Aranda et al. state that there are many variables to consider, and it may not be feasible to evaluate them all in a single empirical study (Aranda et al. 2007). The most frequently used comprehensibility metric is the number of errors made when answering comprehensibility questions. So, we will use it in our experiment too.

2.2 Empirical studies on manually deriving test cases from UML models

This subsection provides a short overview on the state of the art of manually deriving test cases from UML models. First, automated model-based testing is an approach claimed to improve testing effectiveness although there is not much evidence for this. Pretschner et al. (Pretschner et al. 2005) evaluate model-based testing based on a case study of an automotive network controller. It motivates the usage of models on the system level for deriving tests. Automatized test case derivation and manual test case derivation seem to be equally efficient in terms of error detection. Many researchers have shown that it is possible to automatically derive test cases from an activity diagram or state machine, and to obtain as many test cases as are needed for test coverage (see (Briand and Labiche 2002a; Kundu and Samanta 2009; Linzhang et al. 2004; Mingsong et al. 2006) for activity diagrams as well as (Offutt and Abdurazik 1999; Kim et al. 1999; Riebisch et al. 2003; Samuel et al. 2008) for state machines). However, for automatic test generation, complete system models are needed, while during requirements engineering and system design, the system models are often modeled just good enough to agree about the functionality with the stakeholders. Therefore, information which is intuitively clear to the project team might be not modeled, several steps might be summarized for more clarity and not all special and error cases might be drawn. Some information like preconditions and other conditions must be specified explicitly by enhancing the models by test-specific stereotypes or OCL expressions (Object Constraint Language). Both variants may be complex and hard to perform for a practitioner. A human test designer, however, when deriving test cases, might be able to add information which is not explicitly modeled. For sure, automatic generation may to some extent still be doable with incomplete system models that may even be refined later in the development process. However, this also requires additional effort and expertise for implementing the test automation which is often not available.

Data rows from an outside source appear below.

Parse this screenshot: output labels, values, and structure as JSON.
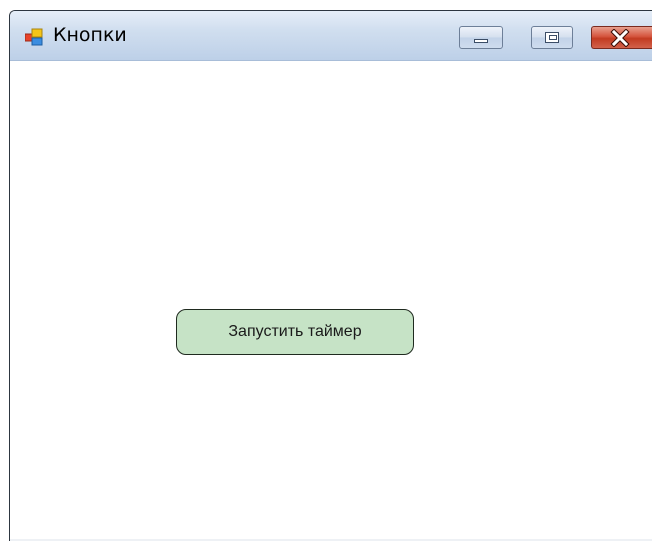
{
  "window": {
    "title": "Кнопки",
    "icon": "app-form-icon",
    "controls": {
      "minimize": "minimize-icon",
      "maximize": "maximize-icon",
      "close": "close-icon"
    }
  },
  "content": {
    "start_timer_button_label": "Запустить таймер"
  },
  "colors": {
    "button_background": "#c6e3c6",
    "titlebar": "#c8d8ec",
    "close_button": "#c84a33"
  }
}
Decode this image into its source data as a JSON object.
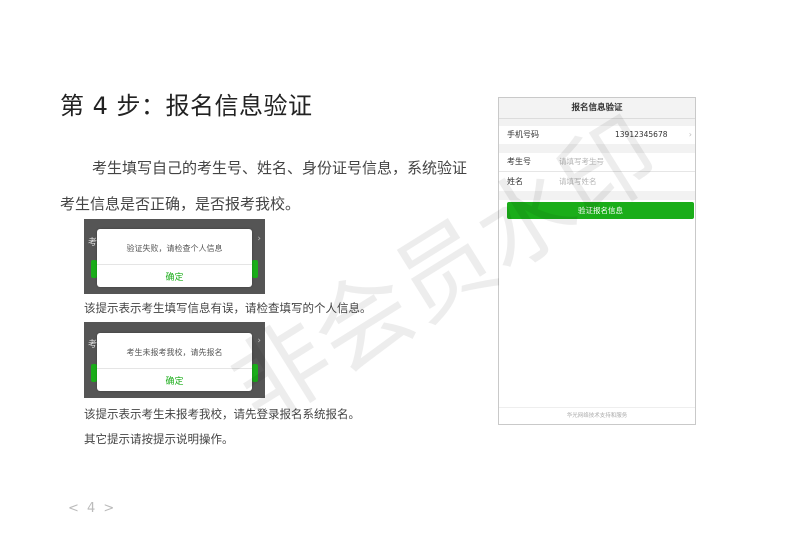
{
  "slide": {
    "title": "第 4 步：报名信息验证",
    "paragraph_line1": "考生填写自己的考生号、姓名、身份证号信息，系统验证",
    "paragraph_line2": "考生信息是否正确，是否报考我校。"
  },
  "dialogs": [
    {
      "edge_label": "考",
      "message": "验证失败，请检查个人信息",
      "ok_label": "确定",
      "caption": "该提示表示考生填写信息有误，请检查填写的个人信息。"
    },
    {
      "edge_label": "考",
      "message": "考生未报考我校，请先报名",
      "ok_label": "确定",
      "caption": "该提示表示考生未报考我校，请先登录报名系统报名。"
    }
  ],
  "other_note": "其它提示请按提示说明操作。",
  "phone": {
    "header_title": "报名信息验证",
    "phone_label": "手机号码",
    "phone_value": "13912345678",
    "exam_no_label": "考生号",
    "exam_no_placeholder": "请填写考生号",
    "name_label": "姓名",
    "name_placeholder": "请填写姓名",
    "verify_button": "验证报名信息",
    "footer": "华光网络技术支持和服务"
  },
  "page_indicator": "< 4 >",
  "watermark_text": "非会员水印",
  "colors": {
    "accent_green": "#1aad19"
  }
}
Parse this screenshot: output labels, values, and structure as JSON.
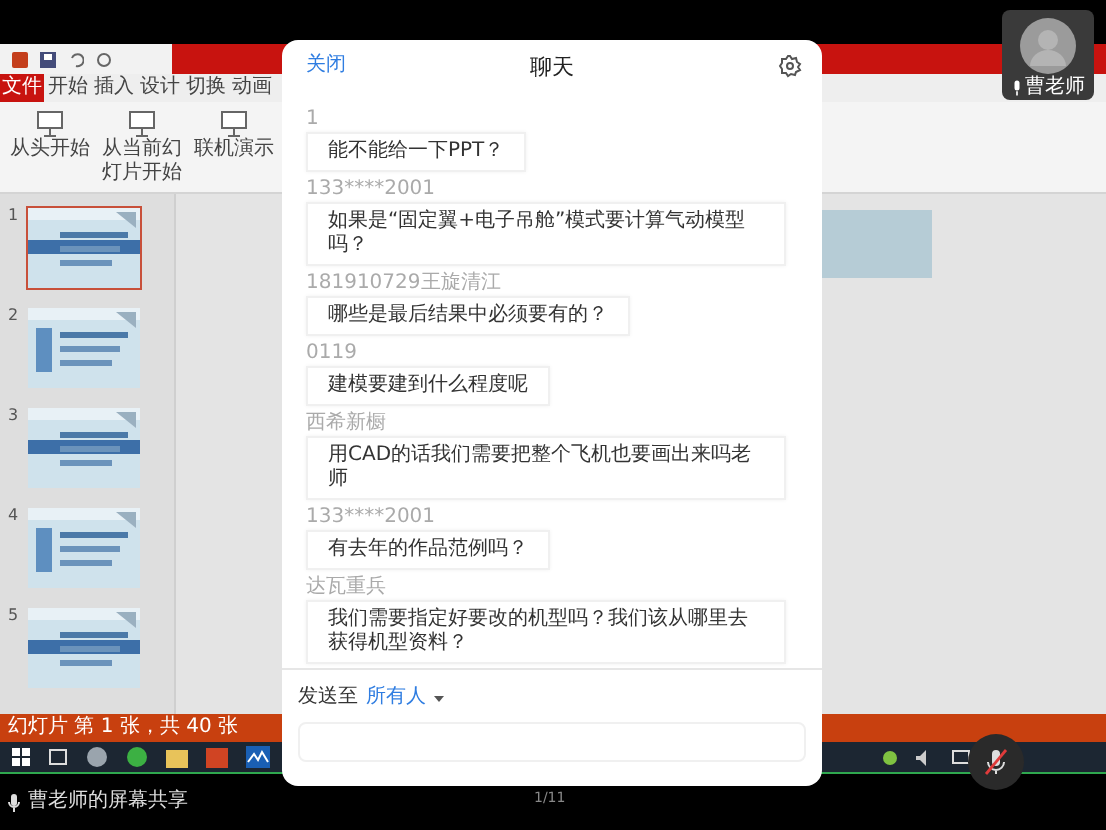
{
  "presentation": {
    "ribbon_tabs": [
      {
        "label": "文件",
        "selected": true
      },
      {
        "label": "开始",
        "selected": false
      },
      {
        "label": "插入",
        "selected": false
      },
      {
        "label": "设计",
        "selected": false
      },
      {
        "label": "切换",
        "selected": false
      },
      {
        "label": "动画",
        "selected": false
      }
    ],
    "ribbon_buttons": [
      "从头开始",
      "从当前幻灯片开始",
      "联机演示"
    ],
    "slides": [
      {
        "number": "1",
        "selected": true
      },
      {
        "number": "2",
        "selected": false
      },
      {
        "number": "3",
        "selected": false
      },
      {
        "number": "4",
        "selected": false
      },
      {
        "number": "5",
        "selected": false
      }
    ],
    "status": "幻灯片 第 1 张，共 40 张"
  },
  "video_tile": {
    "name": "曹老师"
  },
  "chat": {
    "close": "关闭",
    "title": "聊天",
    "messages": [
      {
        "sender": "1",
        "text": "能不能给一下PPT？"
      },
      {
        "sender": "133****2001",
        "text": "如果是“固定翼+电子吊舱”模式要计算气动模型吗？"
      },
      {
        "sender": "181910729王旋清江",
        "text": "哪些是最后结果中必须要有的？"
      },
      {
        "sender": "0119",
        "text": "建模要建到什么程度呢"
      },
      {
        "sender": "西希新橱",
        "text": "用CAD的话我们需要把整个飞机也要画出来吗老师"
      },
      {
        "sender": "133****2001",
        "text": "有去年的作品范例吗？"
      },
      {
        "sender": "达瓦重兵",
        "text": "我们需要指定好要改的机型吗？我们该从哪里去获得机型资料？"
      }
    ],
    "send_to_label": "发送至",
    "recipient": "所有人"
  },
  "page_indicator": "1/11",
  "share_label": "曹老师的屏幕共享"
}
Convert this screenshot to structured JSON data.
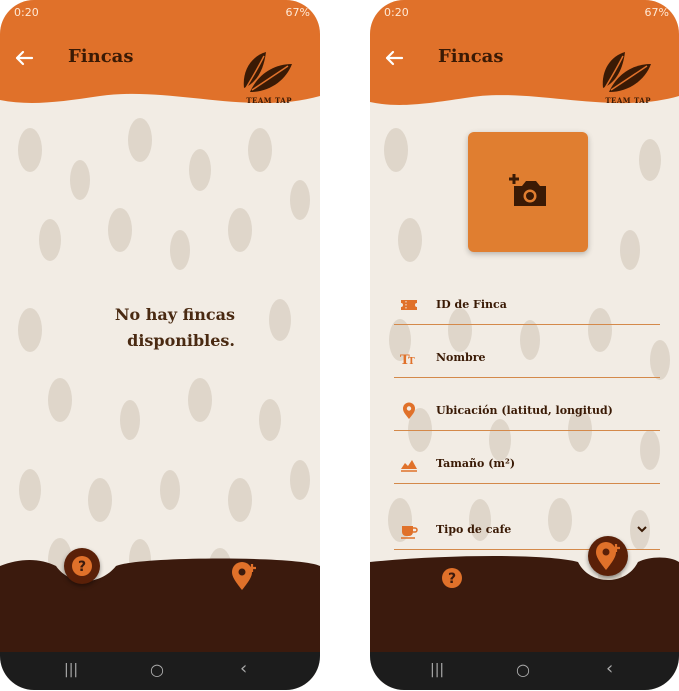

Many empirical studies have investigated testing techniques (Juristo et al. 2004) or compare different defect detection methods like testing and inspection (Runeson et al. 2006). Juristo et al. (Juristo et al. 2004) summarize 25 years of empirical research on software testing techniques based on more than 20 studies and conclude that collective knowledge on testing techniques is limited. Runeson et al. (Runeson et al. 2006) provide a survey on empirical defect detection studies comparing inspection and testing techniques based on evidence reported in 10 experiments and 2 case studies. Both techniques have low effectiveness; reviewers find only 25 to 50% of an artifact’s defects using inspection, and testers find 30 to 60% using testing. Using test models is one approach claimed to improve effectiveness, although there is hardly any evidence for this. Pretschner et al. (Pretschner et al. 2005) present an evaluation of model-based testing and its evaluation based on a case study of an automotive network controller. Both automatically and manually derived model-based test suites detected significantly more requirements errors than handcrafted test suites that were directly derived from the requirements. The number of detected programming errors did not depend on the use of models. Automatically generated model-based test suites detected as many errors as handcrafted model-based suites with the same number of tests. Finally, Nugroho and Chaudron (Nugroho and Chaudron 2014; Nugroho and Chaudron 2009) investigate the effect of UML modeling, specifically the production of class and sequence diagrams, on the quality of the code, as measured by defect density, and on defect resolution time in the context of an industrial Java system. The authors found that the production of UML class diagrams and sequence diagrams reduces defect density in the code and the time required to fix defects.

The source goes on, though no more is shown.